Studio album by the All-American Rejects
- Released: December 16, 2008
- Recorded: 2007–2008
- Studios: Barefoot, Los Angeles, California; Skywalker Ranch, San Rafael, California; Avatar Events Group, Atlanta, Georgia; Nick Wheeler's house; Tyson Ritter's house, Florida;
- Genres: Alternative rock; pop-punk; power pop;
- Length: 45:35
- Labels: DGC; Doghouse; Interscope;
- Producer: Eric Valentine

The All-American Rejects chronology
| Move Along (2005) | When the World Comes Down (2008) | Kids in the Street (2012) |

Singles from When the World Comes Down
- "Gives You Hell" Released: September 30, 2008; "The Wind Blows" Released: April 21, 2009; "I Wanna" Released: June 8, 2009;

= When the World Comes Down =

When the World Comes Down is the third studio album by American rock band the All-American Rejects, released on December 16, 2008, by Interscope Records. Following on from touring and promoting for their previous album Move Along (2005), the band began writing for their follow-up in late 2006 with producer Eric Valentine. The album was recorded in 2008 at Barefoot Studios in Los Angeles, California.

==Production==
The All-American Rejects began writing material for their third studio album in late December 2006 after wrapping up their Tournado tour, and continued through into the new year. But due to further touring and promotion for their second album Move Along, the band did not enter the studio until nearly a year later. This was also the first time lyricists Nick Wheeler and Tyson Ritter tried new methods of writing by "escaping" to various regional areas in North America to conceive new lyrics so that the songs could sound "honest".

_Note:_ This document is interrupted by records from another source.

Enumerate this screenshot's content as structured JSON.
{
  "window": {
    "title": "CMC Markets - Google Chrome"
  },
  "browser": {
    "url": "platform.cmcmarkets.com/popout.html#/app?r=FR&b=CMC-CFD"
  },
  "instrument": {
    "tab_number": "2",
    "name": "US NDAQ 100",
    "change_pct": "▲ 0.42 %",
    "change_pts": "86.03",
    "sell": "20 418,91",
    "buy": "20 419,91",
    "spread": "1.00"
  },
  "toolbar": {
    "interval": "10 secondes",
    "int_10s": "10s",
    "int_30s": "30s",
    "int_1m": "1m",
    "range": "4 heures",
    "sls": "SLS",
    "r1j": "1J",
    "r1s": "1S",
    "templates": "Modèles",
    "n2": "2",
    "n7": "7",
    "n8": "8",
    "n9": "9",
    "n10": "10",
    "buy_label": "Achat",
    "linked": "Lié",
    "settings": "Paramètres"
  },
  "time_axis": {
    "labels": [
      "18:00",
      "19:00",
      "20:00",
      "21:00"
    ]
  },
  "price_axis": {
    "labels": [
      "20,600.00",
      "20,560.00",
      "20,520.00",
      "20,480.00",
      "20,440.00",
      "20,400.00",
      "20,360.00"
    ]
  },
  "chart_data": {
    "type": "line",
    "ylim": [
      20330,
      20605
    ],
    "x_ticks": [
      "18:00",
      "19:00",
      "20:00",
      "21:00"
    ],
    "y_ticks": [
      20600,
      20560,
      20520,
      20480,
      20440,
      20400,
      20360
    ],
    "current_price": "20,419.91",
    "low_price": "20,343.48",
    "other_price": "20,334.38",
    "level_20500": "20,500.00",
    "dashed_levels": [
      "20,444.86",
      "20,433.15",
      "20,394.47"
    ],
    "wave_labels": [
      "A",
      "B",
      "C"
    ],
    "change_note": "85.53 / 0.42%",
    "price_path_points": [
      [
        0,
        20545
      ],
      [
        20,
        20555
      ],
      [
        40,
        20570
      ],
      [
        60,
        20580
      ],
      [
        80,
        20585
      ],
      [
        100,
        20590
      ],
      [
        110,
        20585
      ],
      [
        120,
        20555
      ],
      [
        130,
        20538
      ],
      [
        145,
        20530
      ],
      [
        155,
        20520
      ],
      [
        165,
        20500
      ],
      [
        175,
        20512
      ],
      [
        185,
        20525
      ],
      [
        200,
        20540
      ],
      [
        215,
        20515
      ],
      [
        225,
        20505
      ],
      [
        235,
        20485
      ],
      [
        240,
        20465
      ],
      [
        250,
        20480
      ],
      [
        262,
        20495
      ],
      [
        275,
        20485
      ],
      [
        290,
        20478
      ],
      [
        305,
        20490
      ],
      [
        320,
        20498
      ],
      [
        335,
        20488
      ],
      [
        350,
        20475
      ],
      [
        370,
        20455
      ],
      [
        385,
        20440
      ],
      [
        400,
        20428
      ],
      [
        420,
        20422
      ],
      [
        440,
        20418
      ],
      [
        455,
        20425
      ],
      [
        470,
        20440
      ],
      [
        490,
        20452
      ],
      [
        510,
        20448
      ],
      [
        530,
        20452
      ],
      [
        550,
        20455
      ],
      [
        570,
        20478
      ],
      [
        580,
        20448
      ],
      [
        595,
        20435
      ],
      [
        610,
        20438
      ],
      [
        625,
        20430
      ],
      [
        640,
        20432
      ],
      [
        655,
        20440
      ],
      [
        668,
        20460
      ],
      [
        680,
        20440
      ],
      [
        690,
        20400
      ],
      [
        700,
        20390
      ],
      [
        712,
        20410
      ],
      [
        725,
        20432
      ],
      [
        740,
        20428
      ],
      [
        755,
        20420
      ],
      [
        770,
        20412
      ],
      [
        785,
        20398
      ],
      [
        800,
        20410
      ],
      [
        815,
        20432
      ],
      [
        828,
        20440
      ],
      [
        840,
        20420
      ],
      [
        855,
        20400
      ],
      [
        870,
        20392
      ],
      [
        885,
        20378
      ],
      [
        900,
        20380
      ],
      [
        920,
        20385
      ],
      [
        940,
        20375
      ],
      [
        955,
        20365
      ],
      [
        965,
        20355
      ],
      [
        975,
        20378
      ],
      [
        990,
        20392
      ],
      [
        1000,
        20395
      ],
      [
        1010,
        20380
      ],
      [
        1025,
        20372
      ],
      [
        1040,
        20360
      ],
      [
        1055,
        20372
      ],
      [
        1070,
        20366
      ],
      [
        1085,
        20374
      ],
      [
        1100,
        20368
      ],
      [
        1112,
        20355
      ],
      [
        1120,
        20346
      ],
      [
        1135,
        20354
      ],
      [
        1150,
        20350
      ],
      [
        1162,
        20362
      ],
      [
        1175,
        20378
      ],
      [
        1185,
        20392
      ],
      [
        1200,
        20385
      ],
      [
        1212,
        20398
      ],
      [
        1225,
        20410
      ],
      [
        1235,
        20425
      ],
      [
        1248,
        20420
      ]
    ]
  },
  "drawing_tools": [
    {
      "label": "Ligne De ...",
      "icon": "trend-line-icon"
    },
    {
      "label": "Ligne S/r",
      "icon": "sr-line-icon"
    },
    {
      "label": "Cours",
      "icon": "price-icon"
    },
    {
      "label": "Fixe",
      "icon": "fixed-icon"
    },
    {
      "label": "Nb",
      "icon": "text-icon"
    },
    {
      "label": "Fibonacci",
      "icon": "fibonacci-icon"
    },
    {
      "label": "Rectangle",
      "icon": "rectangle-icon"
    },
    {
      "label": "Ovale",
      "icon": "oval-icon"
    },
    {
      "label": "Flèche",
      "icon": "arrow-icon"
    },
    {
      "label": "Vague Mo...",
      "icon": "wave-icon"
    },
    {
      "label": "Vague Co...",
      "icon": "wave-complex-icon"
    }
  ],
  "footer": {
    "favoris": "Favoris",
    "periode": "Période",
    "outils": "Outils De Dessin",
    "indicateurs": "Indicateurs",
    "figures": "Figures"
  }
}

The All-American Rejects began recording for When the World Comes Down at Skywalker Ranch in San Rafael, California with assistant engineer Dann Thompson, and later at Barefoot Studios in Los Angeles, California, with producer Eric Valentine. The sessions were overseen by studio manager Trevor Whatever; Matt Radosevich and Brad Cook served as assistant engineers. The band rented additional instruments from Hollywood Studio Rentals, and other equipment from Stephen Jarvis Rentals. Additional vocals were recorded at Avatar Events Group in Atlanta, Georgia by Kenny Cresswell, and at Wheeler's and Ritter's houses in Florida.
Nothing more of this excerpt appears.